A campaign group has filed for a judicial review of the South Oxfordshire Local Plan.

Just six weeks after the long-running saga appeared to be over when the plan was adopted by the council under pressure from the Government, campaign group Bioabundance, a Community Interest Company (CIC), has applied to the High Court to seek the review.

It cites the grounds of climate change, ‘improper pressure’ on councillors to adopt it, ‘excessive and incorrectly calculated’ housing numbers and inadequate consultation. It is the first action of its kind to try to overturn a Local Plan.

Lawyers from Brighton Legal Clinic are working on the application without charge. The firm has won previous climate and environmental cases including the, subsequently overturned, refusal of Heathrow’s third runway on climate grounds.

Bioabundance says communities all over South Oxfordshire are supporting its bid to challenge the Local Plan.

It argues the plan:

  • Will be catastrophic for the natural world
  • Will increase carbon emissions markedly
  • Will destroy countryside and Green Belt land
  • Provides for up to five times the number of homes that can even be filled

The group will apply for protection under the Aarhus Convention which can limit costs awarded against litigants of environmental claims.

The saga of the Local Plan began in 2014. A heated political debate followed and it was withdrawn in 2019 by SODC’s, then ruling, coalition of LibDems and Greens before Housing Minister Robert Jenrick stepped in to seek to ensure the plan went through.

Chair of the Bioabundance group is Dr Sue Roberts, a South Oxfordshire councillor who resigned from the Green Party after last month’s decision to adopt the plan.
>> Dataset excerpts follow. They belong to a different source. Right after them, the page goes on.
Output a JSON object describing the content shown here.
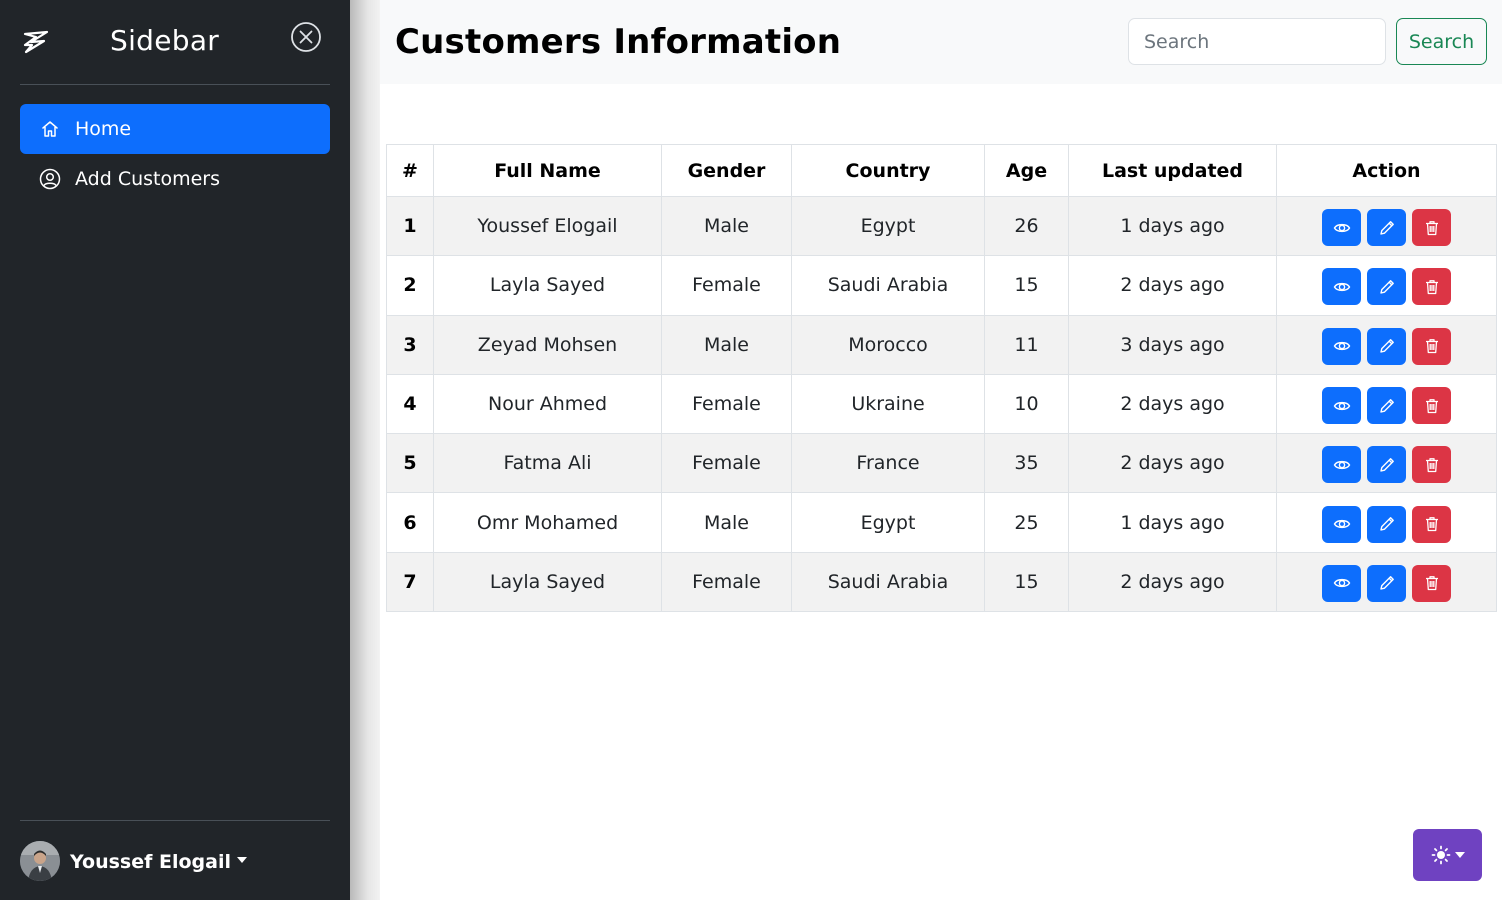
{
  "sidebar": {
    "title": "Sidebar",
    "items": [
      {
        "label": "Home",
        "icon": "home-icon",
        "active": true
      },
      {
        "label": "Add Customers",
        "icon": "user-circle-icon",
        "active": false
      }
    ],
    "user": {
      "name": "Youssef Elogail"
    }
  },
  "header": {
    "title": "Customers Information",
    "search_placeholder": "Search",
    "search_button": "Search"
  },
  "table": {
    "columns": [
      "#",
      "Full Name",
      "Gender",
      "Country",
      "Age",
      "Last updated",
      "Action"
    ],
    "rows": [
      {
        "id": "1",
        "name": "Youssef Elogail",
        "gender": "Male",
        "country": "Egypt",
        "age": "26",
        "updated": "1 days ago"
      },
      {
        "id": "2",
        "name": "Layla Sayed",
        "gender": "Female",
        "country": "Saudi Arabia",
        "age": "15",
        "updated": "2 days ago"
      },
      {
        "id": "3",
        "name": "Zeyad Mohsen",
        "gender": "Male",
        "country": "Morocco",
        "age": "11",
        "updated": "3 days ago"
      },
      {
        "id": "4",
        "name": "Nour Ahmed",
        "gender": "Female",
        "country": "Ukraine",
        "age": "10",
        "updated": "2 days ago"
      },
      {
        "id": "5",
        "name": "Fatma Ali",
        "gender": "Female",
        "country": "France",
        "age": "35",
        "updated": "2 days ago"
      },
      {
        "id": "6",
        "name": "Omr Mohamed",
        "gender": "Male",
        "country": "Egypt",
        "age": "25",
        "updated": "1 days ago"
      },
      {
        "id": "7",
        "name": "Layla Sayed",
        "gender": "Female",
        "country": "Saudi Arabia",
        "age": "15",
        "updated": "2 days ago"
      }
    ]
  },
  "colors": {
    "sidebar_bg": "#212529",
    "primary": "#0d6efd",
    "danger": "#dc3545",
    "success": "#198754",
    "theme_button": "#6f42c1"
  }
}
Along with Cllr Sarah Gray, who resigned from the LibDems at the same time, Cllr Roberts has formed a new group called the South Oxfordshire Residents’ Team (SORT).

Cllr Roberts told Thames Tap: “This Local Plan is not in the best interests of residents in South Oxfordshire, it will be disastrous in terms of climate change and the collapse of the natural world.

“Our pro bono lawyers believe we have a case worth bringing forwards, particularly in respect of the undue pressure put upon councillors to approve the plan that they themselves wished to withdraw.”

She argues that population projections by the ONS require just 8,000 new homes in the district while the plan seeks 23, 500. And she believes the surplus homes will ultimately be bought up by the wealthy at the cost of the Green Belt and the natural world.

It is likely to take some months before the group learns if the action can proceed.

Cllr Roberts added: “It is a pioneering action, the first time an action has been brought forward on these grounds. We have to see how seriously people regard climate change.”